Dass der Besitz geringer Men­gen ver­boten­er Betäubungsmit­tel für den Eigenbe­darf nicht straf­bar ist, ist ein weit ver­bre­it­eter Irrtum. Das musste heute (11.11.) auch der Holzwicked­er M.P. vor dem Amts­gericht Unna erfahren. Wegen des Besitzes der winzi­gen Menge von  0,2 Gramm Mar­i­hua­na verurteilte der vor­sitzende Richter Granseuer den 24-Jähri­gen zu ein­er Geld­strafe in Höhe von 625 Euro.

Dabei machte der 24-Jährige auf der Anklage­bank gestern dur­chaus eine gute Fig­ur: Voll geständig, schon län­gere Zeit weg von der härteren Droge Hero­in, in ein­er fes­ten Beziehung mit sein­er Fre­undin, mit der er seit sieben Monat­en auch eine süße Tochter hat. Außer­dem geht der Holzwicked­er einem regelmäßi­gen Aushil­f­sjob in einem Schnell­restau­rant nach. Alles Dinge, die eigentlich dafür gesprochen hät­ten, das Ver­fahren wegen Ger­ingfügigkeit einzustellen. Das hat­te auch der Vertei­di­ger von P. beantragt – und Richter Granseuer deutete an, nicht abgeneigt zu sein, dem Antrag zu fol­gen.

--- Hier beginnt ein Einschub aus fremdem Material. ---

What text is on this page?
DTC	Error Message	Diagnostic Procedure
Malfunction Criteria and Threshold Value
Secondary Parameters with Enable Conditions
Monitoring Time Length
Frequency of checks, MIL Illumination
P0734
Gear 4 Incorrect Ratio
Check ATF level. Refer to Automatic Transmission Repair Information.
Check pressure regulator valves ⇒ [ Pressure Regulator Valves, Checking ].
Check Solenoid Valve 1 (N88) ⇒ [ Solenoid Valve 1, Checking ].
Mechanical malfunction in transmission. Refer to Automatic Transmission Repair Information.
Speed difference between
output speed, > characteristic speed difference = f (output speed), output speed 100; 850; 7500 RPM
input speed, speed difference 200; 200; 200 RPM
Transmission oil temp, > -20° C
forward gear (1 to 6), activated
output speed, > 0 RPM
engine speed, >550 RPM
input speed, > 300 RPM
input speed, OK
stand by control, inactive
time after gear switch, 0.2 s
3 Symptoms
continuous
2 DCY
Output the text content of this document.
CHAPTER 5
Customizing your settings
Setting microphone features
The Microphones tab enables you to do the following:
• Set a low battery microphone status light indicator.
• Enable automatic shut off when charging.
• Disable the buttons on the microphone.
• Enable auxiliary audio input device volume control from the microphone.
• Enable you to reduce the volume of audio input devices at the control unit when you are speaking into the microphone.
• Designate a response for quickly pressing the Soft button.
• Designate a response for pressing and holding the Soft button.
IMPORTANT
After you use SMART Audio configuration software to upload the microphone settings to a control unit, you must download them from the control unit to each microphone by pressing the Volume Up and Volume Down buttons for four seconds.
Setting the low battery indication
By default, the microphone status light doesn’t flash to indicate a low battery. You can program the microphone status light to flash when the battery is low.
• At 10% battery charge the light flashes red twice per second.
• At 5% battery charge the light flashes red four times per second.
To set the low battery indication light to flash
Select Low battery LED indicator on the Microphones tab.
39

Staat­san­waltschaft lehnte Ein­stel­lung ab: langes Vorstrafen­reg­is­ter 

Doch bei der Ein­stel­lung wollte die Staat­san­waltschaft nicht mit­spie­len. Der Grund dürfte wohl in den Umstän­den zu sehen sein, unter denen der  Holzwicked­er ins Visi­er der Ankläger geri­et. Am 12. Juni dieses Jahres waren die 0,2 Gramm Mar­i­hua­na bei ein­er ange­ord­neten Durch­suchung der Woh­nung von P. in der Wil­helm­straße  im Fernseh-Schrank gefun­den wor­den. Zusam­men mit diversen Uten­silien, darunter einige Fil­ter, an denen noch Spuren von Hero­in hafteten.

Den Besitz von Mar­i­hua­na und damit seinen zweit­en Rück­fall inner­halb von einem Jahr räumte der ehe­mals Hero­in-Abhängige gestern auch freimütig ein. Auf die Hero­in-Spuren in sein­er Woh­nung will er sich dage­gen keinen Reim machen kön­nen. „Keine Ahnung, wo das herkommt. Ich weiß nicht mal, wie die Fil­ter aus­ge­se­hen haben sollen“, beteuerte P. „Vom Hero­in bin ich schon sehr lange weg.“

Gegen den Angeklagten P. sprach , so der Anklagev­ertreter, allerd­ings auch ein langes Vorstrafen­reg­is­ter mit teils ein­schlägi­gen Vorstrafen. Die  Anklage lehnte darum eine Ein­stel­lung des Ver­fahrens ab und forderte stattdessen eine Geld­strafe. Dem fol­gte der vor­sitzende Richter Granseuer, der 25 Tagessätze a‘ 25 Euro für angemessen hielt. Außer­dem muss P. die Kosten des Ver­fahrens tra­gen.